「殺人犯キム・ホンイルは『20年ほど服役したら釈放される』と言ってのけたという。『(釈放されたら)また女と付き合いたい』と言ったという話も聞いた」
26日、蔚山地裁101号法廷。蔚山市で姉妹が殺害された事件の犯人、キム・ホンイル被告(27)=写真=に対し、同地裁刑事3部(成金石〈ソン・グムソク〉裁判長)の審理で行われた初公判で、検察側の証人として出廷した被害者の父親は「検挙された直後、キム・ホンイルが警察署の留置場などで見せた行動や、発言などを伝え聞き、あきれてものが言えない」と話した。
父親は「キム・ホンイルが留置場でほかの被疑者に対し、(自分の名前が)ポータルサイトの検索ワードランキングで1位になったことを自慢げに話していた、と聞いた。(釈放される)20年後には、スマートフォン(多機能携帯電話端末)がどんな感じになるか気になる、という話もしていたという」と証言した。その上で父親は「(キム被告を)死刑にすれば、このような発言をすることもない」と付け加えた。
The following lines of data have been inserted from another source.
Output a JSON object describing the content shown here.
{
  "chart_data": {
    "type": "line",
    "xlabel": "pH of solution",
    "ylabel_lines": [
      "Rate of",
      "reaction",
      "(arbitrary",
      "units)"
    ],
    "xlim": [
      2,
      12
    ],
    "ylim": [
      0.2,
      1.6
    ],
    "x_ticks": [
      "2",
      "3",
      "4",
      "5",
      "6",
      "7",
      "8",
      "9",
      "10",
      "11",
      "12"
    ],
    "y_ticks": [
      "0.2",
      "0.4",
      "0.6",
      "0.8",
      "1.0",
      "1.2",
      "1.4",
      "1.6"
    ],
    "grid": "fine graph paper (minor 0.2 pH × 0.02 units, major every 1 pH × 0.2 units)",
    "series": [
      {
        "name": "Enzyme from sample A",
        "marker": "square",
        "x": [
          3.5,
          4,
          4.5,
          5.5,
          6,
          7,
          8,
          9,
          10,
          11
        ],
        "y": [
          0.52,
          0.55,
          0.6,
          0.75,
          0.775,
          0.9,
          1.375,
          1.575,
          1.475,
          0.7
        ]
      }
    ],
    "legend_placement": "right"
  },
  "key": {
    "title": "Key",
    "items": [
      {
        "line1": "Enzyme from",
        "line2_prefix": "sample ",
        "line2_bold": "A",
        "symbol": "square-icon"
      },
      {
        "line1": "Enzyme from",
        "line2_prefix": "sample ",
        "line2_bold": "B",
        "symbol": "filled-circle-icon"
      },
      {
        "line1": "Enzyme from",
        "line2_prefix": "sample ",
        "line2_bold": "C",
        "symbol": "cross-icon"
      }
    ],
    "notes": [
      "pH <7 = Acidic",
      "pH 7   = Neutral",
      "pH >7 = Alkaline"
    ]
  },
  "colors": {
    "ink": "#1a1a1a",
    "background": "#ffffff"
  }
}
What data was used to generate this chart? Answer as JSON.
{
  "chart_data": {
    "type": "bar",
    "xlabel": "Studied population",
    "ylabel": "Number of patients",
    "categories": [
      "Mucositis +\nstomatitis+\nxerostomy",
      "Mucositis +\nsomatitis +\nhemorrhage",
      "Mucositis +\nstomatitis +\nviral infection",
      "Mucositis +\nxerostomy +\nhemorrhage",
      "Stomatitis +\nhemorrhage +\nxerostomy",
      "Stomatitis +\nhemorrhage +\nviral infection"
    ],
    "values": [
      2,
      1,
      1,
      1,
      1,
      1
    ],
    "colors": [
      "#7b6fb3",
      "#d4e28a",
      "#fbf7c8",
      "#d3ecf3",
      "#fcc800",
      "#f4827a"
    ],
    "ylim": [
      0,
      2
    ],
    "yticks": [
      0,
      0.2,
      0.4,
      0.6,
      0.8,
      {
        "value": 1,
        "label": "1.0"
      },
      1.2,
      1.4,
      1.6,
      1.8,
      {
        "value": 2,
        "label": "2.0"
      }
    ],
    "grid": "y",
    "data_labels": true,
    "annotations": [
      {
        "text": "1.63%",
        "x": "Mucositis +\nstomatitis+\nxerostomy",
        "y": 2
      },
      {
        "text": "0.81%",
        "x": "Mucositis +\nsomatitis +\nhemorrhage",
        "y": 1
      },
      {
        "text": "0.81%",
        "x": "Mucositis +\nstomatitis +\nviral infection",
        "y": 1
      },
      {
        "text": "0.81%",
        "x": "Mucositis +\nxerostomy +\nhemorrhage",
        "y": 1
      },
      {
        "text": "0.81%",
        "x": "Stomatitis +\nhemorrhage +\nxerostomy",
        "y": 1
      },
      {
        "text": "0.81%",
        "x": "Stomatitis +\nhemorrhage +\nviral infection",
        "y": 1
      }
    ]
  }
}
被害者の父親や家族、友人たちは、今年9月13日にキム被告が逮捕された直後から、面会を求めて警察署の留置場をたびたび訪れた。その過程で、警察官やほかの被疑者から、キム被告の留置場での生活ぶりについて話を聞き「厚かましい態度に怒りを覚え、歯ぎしりする。必ず死刑にすべきだ」と主張してきた。
父親は初公判でも、裁判官たちに対し「被告人に法律上の最高刑である死刑を言い渡してほしい」と求めた。また父親は「キム・ホンイルが検挙された直後、全国を回って死刑を求める嘆願書を受け取った。多くの市民は、性犯罪や凶悪犯罪の犯人を死刑にし、被害者やその家族がこれ以上増えないようにすることを望んでいる」と主張した。
父親はさらに、検察側の求めに応じ、殺害された2人の娘が普段おとなしく、孝行心が厚かったことを説明したが、その途中で感情が込み上げ涙を流した。
キム被告は今年7月20日午前3時13分ごろ、蔚山市中区の住宅に侵入し、別れ話を切り出した27歳の女性と23歳の妹を刃物で刺し殺害したとして起訴された。なお、次回の公判は来月21日に行われる予定。